A sweeping trust deficit is holding back artificial intelligence (AI) deployment in corporate America, even as investment surges and early pilots multiply across industries.

Just 6% of companies fully trust AI agents to autonomously handle their core business processes, according to a Harvard Business Review Analytic Services study of 603 global business and technology leaders conducted in July and released Tuesday. The research, sponsored by Workato and Amazon Web Services, reveals a stark contradiction: enthusiasm for AI is widespread, but confidence in letting it run critical operations remains scarce.

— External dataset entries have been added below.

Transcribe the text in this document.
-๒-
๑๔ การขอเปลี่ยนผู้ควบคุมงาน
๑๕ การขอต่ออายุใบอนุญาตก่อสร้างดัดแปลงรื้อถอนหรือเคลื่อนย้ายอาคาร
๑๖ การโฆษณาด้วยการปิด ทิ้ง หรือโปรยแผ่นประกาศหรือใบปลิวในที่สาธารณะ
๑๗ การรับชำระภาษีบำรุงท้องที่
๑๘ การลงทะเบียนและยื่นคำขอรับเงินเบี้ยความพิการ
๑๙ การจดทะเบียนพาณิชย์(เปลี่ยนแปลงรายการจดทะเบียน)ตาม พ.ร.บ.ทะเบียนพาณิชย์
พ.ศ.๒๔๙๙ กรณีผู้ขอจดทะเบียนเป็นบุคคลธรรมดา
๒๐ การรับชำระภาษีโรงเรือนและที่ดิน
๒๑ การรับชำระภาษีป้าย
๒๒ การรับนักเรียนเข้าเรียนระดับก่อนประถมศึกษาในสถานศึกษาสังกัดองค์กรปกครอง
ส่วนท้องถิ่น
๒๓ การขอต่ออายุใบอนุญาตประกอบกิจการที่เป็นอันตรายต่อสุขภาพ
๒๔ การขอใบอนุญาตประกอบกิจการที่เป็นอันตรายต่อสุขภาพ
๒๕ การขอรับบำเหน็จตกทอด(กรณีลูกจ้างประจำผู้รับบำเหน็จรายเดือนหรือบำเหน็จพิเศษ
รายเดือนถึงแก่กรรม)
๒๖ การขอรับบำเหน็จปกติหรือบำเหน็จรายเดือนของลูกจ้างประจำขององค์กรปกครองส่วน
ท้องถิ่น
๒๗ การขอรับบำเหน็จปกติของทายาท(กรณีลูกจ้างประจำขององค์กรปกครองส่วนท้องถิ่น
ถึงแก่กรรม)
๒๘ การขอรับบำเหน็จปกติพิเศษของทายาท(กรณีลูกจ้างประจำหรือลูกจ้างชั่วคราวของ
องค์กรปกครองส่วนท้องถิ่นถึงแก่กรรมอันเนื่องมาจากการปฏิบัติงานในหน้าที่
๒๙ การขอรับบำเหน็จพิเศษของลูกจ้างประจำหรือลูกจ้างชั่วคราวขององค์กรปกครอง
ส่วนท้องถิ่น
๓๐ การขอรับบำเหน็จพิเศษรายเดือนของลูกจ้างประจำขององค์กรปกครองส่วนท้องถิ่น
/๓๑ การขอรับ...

The pattern reflects deep-seated caution: Nearly half of those polled confine AI agents to limited or routine tasks, while 39% restrict them to supervised scenarios or peripheral workflows. Companies are willing to experiment, but remain reluctant to grant AI unsupervised authority over finances, customers, or workforce decisions.

Despite this wariness, adoption is accelerating. Nine percent of organizations have already fully deployed agentic AI systems—those capable of making decisions and taking actions with minimal human oversight. Half are piloting or exploring use cases, and 86% expect their investment to increase over the next two years.

Yet the infrastructure supporting this ambition lags dangerously behind. Only 20% say their technology systems are fully prepared to support agentic AI for core processes. Just 15% feel confident about their data readiness, and a mere 12% believe their risk and governance controls are adequate. The study classifies 27% of organizations as readiness leaders, 50% as followers, and 24% as laggards.

Companies deploying AI are seeing real benefits such as improved productivity, cost reduction, and enhanced customer experience but gains consistently fall short of expectations. Security concerns dominate the barrier list, with 31% citing cybersecurity and privacy worries as primary obstacles. Data quality anxiety, unprepared business processes, and infrastructure limitations follow closely.

In response, 74% of organizations are implementing or planning “enterprise orchestration” — connecting systems, data, and applications through a governed framework designed to safely power AI at scale.

The human element may prove decisive. Kim Huffman, chief information officer at Workiva, warned that required change management and reskilling efforts have been underestimated. Nearly half (44%) of organizations are prioritizing employee training in AI oversight, while 39% focus on building governance frameworks.

Industry observers see 2026 as a pivotal year. John Callery-Coyne, chief technology officer of ReflexAI, predicts the shift from experimental to foundational AI, with organizations facing mounting pressure to demonstrate return on investment. He anticipates agentic AI will evolve from programmer tools into mainstream personal assistants, intensifying debates around privacy, transparency, and accountability.

Despite current hesitation, 72% of respondents believe AI benefits outweigh risks. As enterprises invest in orchestration, governance, and workforce preparation, the trust gap may narrow — potentially transforming AI agents from experimental helpers into trusted stewards of core business operations.